Ethanol and benzodiazepines. The influence of CGS 8216 on the ethanol-induced hypothermia and motor incoordination in mice and rats

• Published in: Journal of physiology and pharmacology : an official journal of the Polish Physiological Society Vol. 46; no. 4; p. 429
• Main Authors: Fidecka, S, Langwínski, R
• Format: Journal Article
• Language: English
• Published: Poland 01.12.1995
• Subjects: Animals; Benzodiazepines - pharmacology; Body Temperature - drug effects; Central Nervous System Depressants - pharmacology; Drug Interactions; Ethanol - pharmacology; GABA Agonists - pharmacology; GABA Antagonists - pharmacology; Hypothermia, Induced; Male; Mice; Postural Balance - drug effects; Pyrazoles - pharmacology; Rats; Rats, Wistar; Reflex - drug effects
• ISSN: 0867-5910

Ethanol has pharmacological profile very similar to benzodiazepines which facilitate GABA-ergic neurotransmission.
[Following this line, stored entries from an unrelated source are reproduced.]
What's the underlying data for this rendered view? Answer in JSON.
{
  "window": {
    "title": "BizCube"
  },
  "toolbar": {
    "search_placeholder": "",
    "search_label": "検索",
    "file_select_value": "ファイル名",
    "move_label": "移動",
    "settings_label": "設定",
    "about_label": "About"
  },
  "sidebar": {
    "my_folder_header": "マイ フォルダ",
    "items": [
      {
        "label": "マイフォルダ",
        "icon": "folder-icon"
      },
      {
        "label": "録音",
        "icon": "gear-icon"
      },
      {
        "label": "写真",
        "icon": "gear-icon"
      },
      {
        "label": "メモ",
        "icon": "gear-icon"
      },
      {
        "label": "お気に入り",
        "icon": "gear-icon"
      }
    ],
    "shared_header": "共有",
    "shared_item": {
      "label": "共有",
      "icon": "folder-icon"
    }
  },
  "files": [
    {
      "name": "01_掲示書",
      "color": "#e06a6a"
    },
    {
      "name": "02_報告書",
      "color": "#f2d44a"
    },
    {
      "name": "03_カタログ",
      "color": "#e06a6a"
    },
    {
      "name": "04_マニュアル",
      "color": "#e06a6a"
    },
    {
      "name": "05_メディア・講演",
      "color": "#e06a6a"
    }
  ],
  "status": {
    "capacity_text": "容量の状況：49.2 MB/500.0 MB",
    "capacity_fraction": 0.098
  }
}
In addition, a lot of ethanol-induced effects are partially antagonized by Ro 15-4513, a benzodiazepine inverse agonist. In our study, the influence of CGS 8216, another benzodiazepine inverse agonist, on the hypothermic (3.5 g/kg in mice, 3.0 g/kg in rats) and disturbing the motor coordination (3.2 g/kg in mice, 2.5 g/kg in rats, aerial righting reflex) effects of ethanol was investigated. The hypothermic effects of ethanol were antagonized in mice, and significantly attenuated in rats by CGS 8216 (10 and 20 mg/kg). Ethanol-induced motor incoordination was significantly diminished by 10 and 20 mg/kg of CGS 8216 in mice but not in rats. These data suggest that some effects of ethanol may result from the intensification of benzodiazepine/GABA-ergic activity. In addition, they let us presume that the activity of CGS 8216 is connected with a benzodiazepine receptor named BZ-1 or omega 1. The results indicate the need of further work on the benzodiazepine inverse agonists for use in treatment of ethanol poisoning.